VESSL’s cluster integration is composed of four primitives.
- VESSL API Server — Enables communication between the user and the GPU clusters, through which users can launch containerized ML workloads.
- VESSL Cluster Agent — Sends information about the clusters and workloads running on the cluster such as the node specifications and model metrics.
- Control plane node — Acts as the 🔗 cluster-wide control tower and orchestrates subsidiary worker nodes.
- Worker nodes — Run specified ML workloads based on the runtime spec and environment received from the control plane node.
Integrating more powerful, multi-node GPU clusters for your team is as easy as integrating your personal laptop. To make the process easier, we’ve prepared a single-line curl command that installs all the binaries and dependencies on your server.
1. Install dependencies
You can install all the dependencies required for cluster integration using a single-line
curl command. The command
- Installs 🔗 Docker if it’s not already installed.

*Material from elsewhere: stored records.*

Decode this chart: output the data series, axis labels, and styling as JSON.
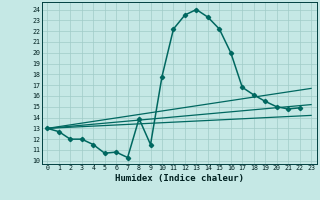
{
  "xlabel": "Humidex (Indice chaleur)",
  "xlim": [
    -0.5,
    23.5
  ],
  "ylim": [
    9.7,
    24.7
  ],
  "yticks": [
    10,
    11,
    12,
    13,
    14,
    15,
    16,
    17,
    18,
    19,
    20,
    21,
    22,
    23,
    24
  ],
  "xticks": [
    0,
    1,
    2,
    3,
    4,
    5,
    6,
    7,
    8,
    9,
    10,
    11,
    12,
    13,
    14,
    15,
    16,
    17,
    18,
    19,
    20,
    21,
    22,
    23
  ],
  "bg_color": "#c5e8e5",
  "grid_color": "#a0ccc8",
  "line_color": "#006860",
  "curve1_x": [
    0,
    1,
    2,
    3,
    4,
    5,
    6,
    7,
    8,
    9,
    10,
    11,
    12,
    13,
    14,
    15,
    16,
    17,
    18,
    19,
    20,
    21,
    22,
    23
  ],
  "curve1_y": [
    13.0,
    12.7,
    12.0,
    12.0,
    11.5,
    10.7,
    10.8,
    10.3,
    13.9,
    11.5,
    17.8,
    22.2,
    23.5,
    24.0,
    23.3,
    22.2,
    20.0,
    16.8,
    16.1,
    15.5,
    15.0,
    14.8,
    14.9,
    null
  ],
  "line_straight": [
    [
      0,
      23,
      13.0,
      16.7
    ],
    [
      0,
      23,
      13.0,
      15.2
    ],
    [
      0,
      23,
      13.0,
      14.2
    ]
  ]
}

- Installs and configures 🔗 NVIDIA container runtime.
- Installs 🔗 k0s, a lightweight Kubernetes distribution, and designates and configures a control plane node.
- Generates a token and a command for connecting worker nodes to the control plane node configured above.

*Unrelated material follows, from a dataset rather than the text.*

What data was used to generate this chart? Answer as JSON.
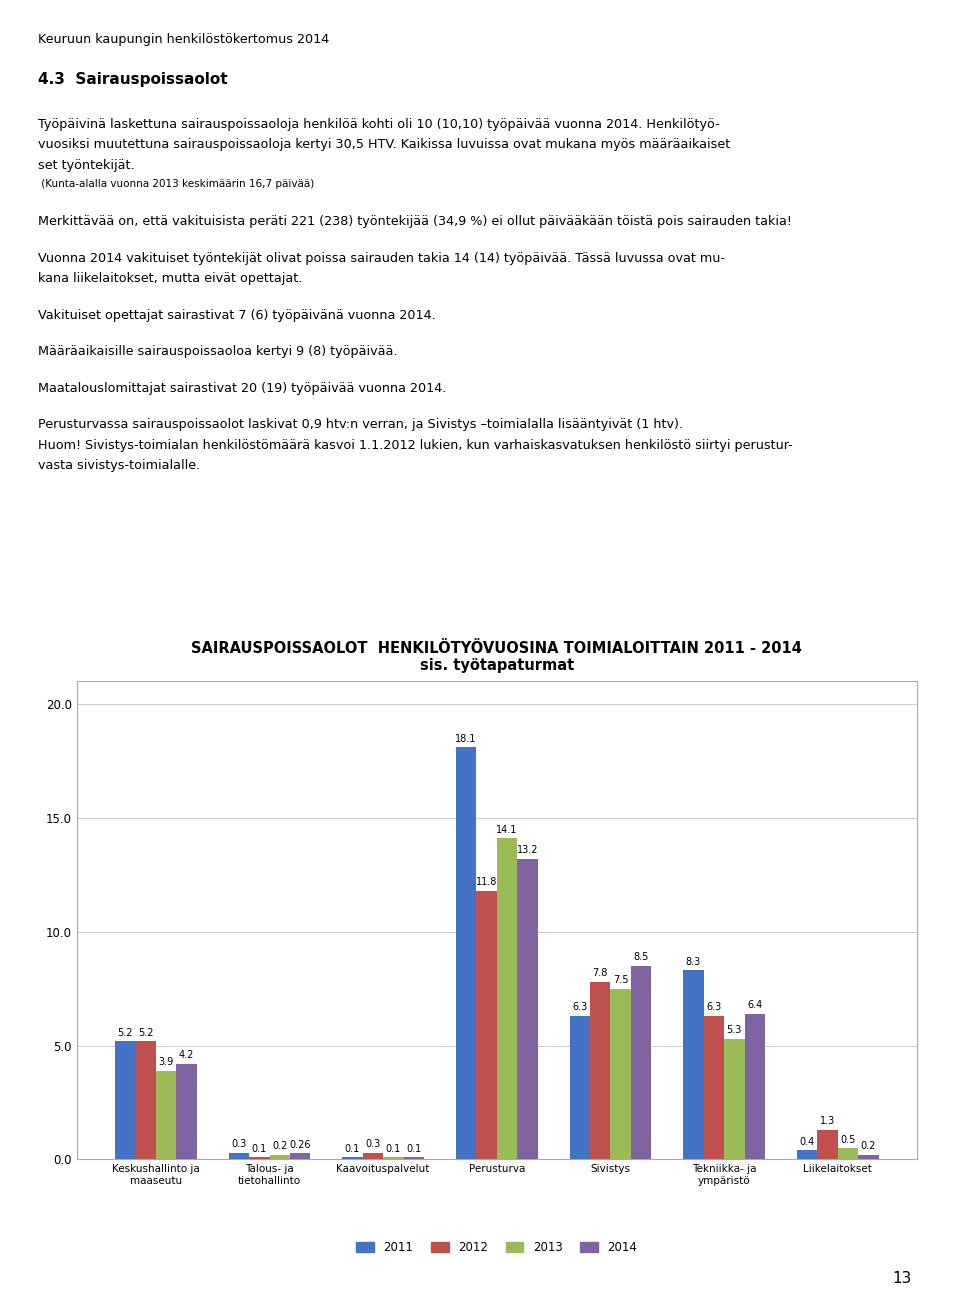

If you wish to use your control plane solely for the control plane node — meaning not running any ML workloads on the control plane node and only using it for admin and monitoring purposes — add a
--taint-controller flag at the end of the command.
curl -sSLf https://install.dev.vssl.ai | sudo bash -s -- --role=controller
Upon installing all the dependencies, the command returns a follow-up command with a token. You can use this to add worker nodes to the control plane. If you don’t want to add an additional worker node you can skip to the next step.

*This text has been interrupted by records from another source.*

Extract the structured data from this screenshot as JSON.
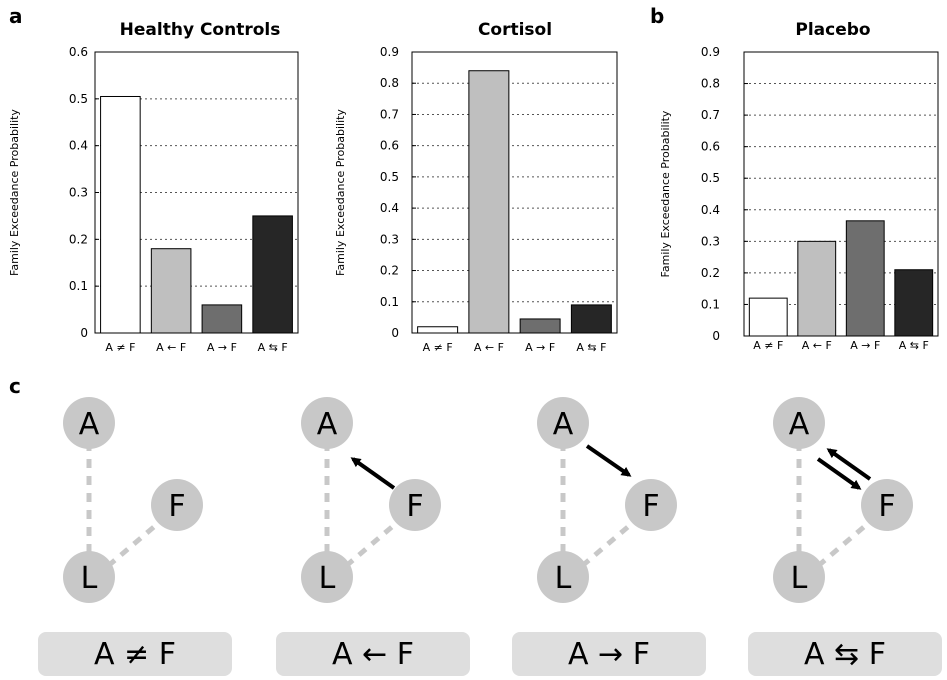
{
  "panels": {
    "a": "a",
    "b": "b",
    "c": "c"
  },
  "chart_data": [
    {
      "type": "bar",
      "title": "Healthy Controls",
      "ylabel": "Family Exceedance Probability",
      "xlabel": "",
      "categories": [
        "A ≠ F",
        "A ← F",
        "A → F",
        "A ⇆ F"
      ],
      "values": [
        0.505,
        0.18,
        0.06,
        0.25
      ],
      "ylim": [
        0,
        0.6
      ],
      "yticks": [
        0,
        0.1,
        0.2,
        0.3,
        0.4,
        0.5,
        0.6
      ],
      "grid": true,
      "colors": [
        "#ffffff",
        "#bfbfbf",
        "#6e6e6e",
        "#262626"
      ]
    },
    {
      "type": "bar",
      "title": "Cortisol",
      "ylabel": "Family Exceedance Probability",
      "xlabel": "",
      "categories": [
        "A ≠ F",
        "A ← F",
        "A → F",
        "A ⇆ F"
      ],
      "values": [
        0.02,
        0.84,
        0.045,
        0.09
      ],
      "ylim": [
        0,
        0.9
      ],
      "yticks": [
        0,
        0.1,
        0.2,
        0.3,
        0.4,
        0.5,
        0.6,
        0.7,
        0.8,
        0.9
      ],
      "grid": true,
      "colors": [
        "#ffffff",
        "#bfbfbf",
        "#6e6e6e",
        "#262626"
      ]
    },
    {
      "type": "bar",
      "title": "Placebo",
      "ylabel": "Family Exceedance Probability",
      "xlabel": "",
      "categories": [
        "A ≠ F",
        "A ← F",
        "A → F",
        "A ⇆ F"
      ],
      "values": [
        0.12,
        0.3,
        0.365,
        0.21
      ],
      "ylim": [
        0,
        0.9
      ],
      "yticks": [
        0,
        0.1,
        0.2,
        0.3,
        0.4,
        0.5,
        0.6,
        0.7,
        0.8,
        0.9
      ],
      "grid": true,
      "colors": [
        "#ffffff",
        "#bfbfbf",
        "#6e6e6e",
        "#262626"
      ]
    }
  ],
  "diagram": {
    "nodes": {
      "a": "A",
      "f": "F",
      "l": "L"
    },
    "models": [
      "A ≠ F",
      "A ← F",
      "A → F",
      "A ⇆ F"
    ],
    "node_color": "#c8c8c8",
    "label_bg": "#dedede"
  }
}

curl -sSLf https://install.dev.vssl.ai | sudo bash -s -- --role worker --token '[TOKEN_HERE]'
You can confirm that your control plane and worker node have been successfully configured using a
sudo k0s kubectl get nodes
Please try a manual installation if you encounter an error while installing with magic script.
2. Install vessl agent
First, make sure that you set the
kubeconfig in your home directory.
chmod +r /var/lib/k0s/pki/admin.conf mkdir -p ~/.kube/config cp /var/lib/k0s/pki/admin.conf ~/.kube/config
You are now ready to integrate the Kubernetes cluster with VESSL. Make sure you have VESSL Client installed on the server and configured for your organization.
pip install vessl --upgrade
The following single-line command connects your Kubernetes-backed GPU cluster to VESSL. Note the —mode multi flag, specifying multi-node cluster integraiton.
vessl cluster create --name='[CLUSTER_NAME_HERE]' --mode=multi
By this point, you have successfully completed the integration.
You can use VESSL CLI command or visit 🗂️ Clusters to confirm your integration.
vessl cluster list
Destroy and delete the cluster
In order to destroy a cluster created by VESSL, follow these steps:
k0s stop k0s reset
To complete the deletion, you may need to reboot your machine.
After destroying a cluster, you can delete it from the cluster page.